Iran’s readout said that the leaders discussed how Tehran “can use its assets in Qatar,” referring to the $6 billion released to Qatar in September in exchange for five American prisoners.

“Al Thani said his country and the U.S. are committed to the current deal and in line with an agreement between the central banks of Iran and Qatar, the agreement is being implemented,” per the Iranian readout.

Qatar is “continuing to implement the recent agreement between Iran and the United States brokered by Qatar,” per Doha’s readout.

The U.S. State Department did not respond to a query from JNS. The issue did not come up during a press conference that U.S. Secretary of State Antony Blinken held on Monday with Jens Stoltenberg, secretary general of NATO. The State Department also did not provide a readout of Blinken’s meeting with Al Thani on Monday.

The Biden administration has repeatedly insisted that none of the $6 billion in Iranian money has been spent. After the administration said it held Iran to be complicit in Hamas’s Oct. 7 terror attacks, a U.S. Treasury Department official reportedly told House Democrats in a closed-door meeting in October that the money “isn’t going anywhere anytime soon.”

The Biden administration has also said many times that if Tehran did spend the money, it could only use it for humanitarian purposes.

In December, JNS was the first to report that a senior U.S. official said publicly for the first time that Iran had accessed $10 billion, held in Omani banks under similar conditions to the Qatari accounts, as part of two “transactions.” The official did not provide details about the transactions in the public hearing.

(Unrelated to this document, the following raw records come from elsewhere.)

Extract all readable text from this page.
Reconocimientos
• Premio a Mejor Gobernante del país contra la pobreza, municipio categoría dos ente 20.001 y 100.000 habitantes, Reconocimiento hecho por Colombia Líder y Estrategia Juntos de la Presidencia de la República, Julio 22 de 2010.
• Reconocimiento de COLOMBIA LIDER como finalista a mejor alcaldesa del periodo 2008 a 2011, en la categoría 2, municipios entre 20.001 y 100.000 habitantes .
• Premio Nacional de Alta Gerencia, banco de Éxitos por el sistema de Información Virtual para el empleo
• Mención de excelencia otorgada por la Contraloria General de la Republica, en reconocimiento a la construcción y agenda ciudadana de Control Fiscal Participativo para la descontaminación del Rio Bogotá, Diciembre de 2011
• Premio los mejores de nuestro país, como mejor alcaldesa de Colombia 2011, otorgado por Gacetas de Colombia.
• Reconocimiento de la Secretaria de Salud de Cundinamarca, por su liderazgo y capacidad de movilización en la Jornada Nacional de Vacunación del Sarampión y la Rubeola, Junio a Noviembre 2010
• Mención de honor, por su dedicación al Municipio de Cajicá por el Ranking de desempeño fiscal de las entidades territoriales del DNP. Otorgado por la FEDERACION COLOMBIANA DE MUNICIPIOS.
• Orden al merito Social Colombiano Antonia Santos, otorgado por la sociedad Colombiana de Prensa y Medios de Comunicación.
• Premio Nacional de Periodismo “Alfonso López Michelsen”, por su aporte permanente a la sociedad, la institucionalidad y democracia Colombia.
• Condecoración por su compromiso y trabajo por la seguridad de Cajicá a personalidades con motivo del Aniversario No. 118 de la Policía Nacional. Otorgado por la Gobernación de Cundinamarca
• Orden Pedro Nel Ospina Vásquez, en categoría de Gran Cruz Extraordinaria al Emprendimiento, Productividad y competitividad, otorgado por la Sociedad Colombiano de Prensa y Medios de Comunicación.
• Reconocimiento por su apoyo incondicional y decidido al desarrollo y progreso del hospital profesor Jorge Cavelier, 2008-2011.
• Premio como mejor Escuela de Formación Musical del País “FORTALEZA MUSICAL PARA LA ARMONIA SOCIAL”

John Kirby, coordinator for strategic communications at the National Security Council of the White House, was asked about the two transactions at a Jan. 4 White House press conference. “I don’t have the details on that,” he said. “You’re going to have to let me get back to you on that.”

Blinken Al Thani
U.S. Secretary of State Antony Blinken and Mohammed bin Abdulrahman Al Thani, prime minister and foreign minister of Qatar, at the U.S. State Department in Washington, D.C., on Jan. 29, 2024. Credit: Chuck Kennedy/U.S. State Department.

Critics of the $6 billion deal have argued that money earmarked for humanitarian purposes nonetheless frees Iran to spend more on its nuclear and ballistic-missile programs and to support regional terrorist groups like Hamas and Hezbollah.

Iranian President Ebrahim Raisi even said in an interview in September that Iran will spend the money “wherever we need it.”

Kirby said the “fungibility argument” is false, during an interview with Fox News in October.

“It’s not like the Iranians were sitting around and saying, ‘Hmm. Well, we have $6 billion that we can free up to go fund terrorists and not feed our—we don’t have to worry about feeding our people,’” he said. “They were never worried about feeding their people. They were never worried about actual humanitarian assistance to their own population and again, they don’t have any access to it.”

Karine Jean-Pierre, the White House spokeswoman, was asked on Monday during the White House press conference whether U.S. President Joe Biden was considering sanctioning Iranian oil revenues in response to an attack on Sunday, in which Iran-backed proxy forces killed three American soldiers in Jordan.

“I just don’t have anything to share on that particular thing,” Jean-Pierre said. “As the president said himself yesterday, after he acknowledged the three souls that were taken from us, our service members, who bravely protect our national security, and obviously, us as a country, he said that we shall respond.”

“I’m just going to not get ahead of that,” she added.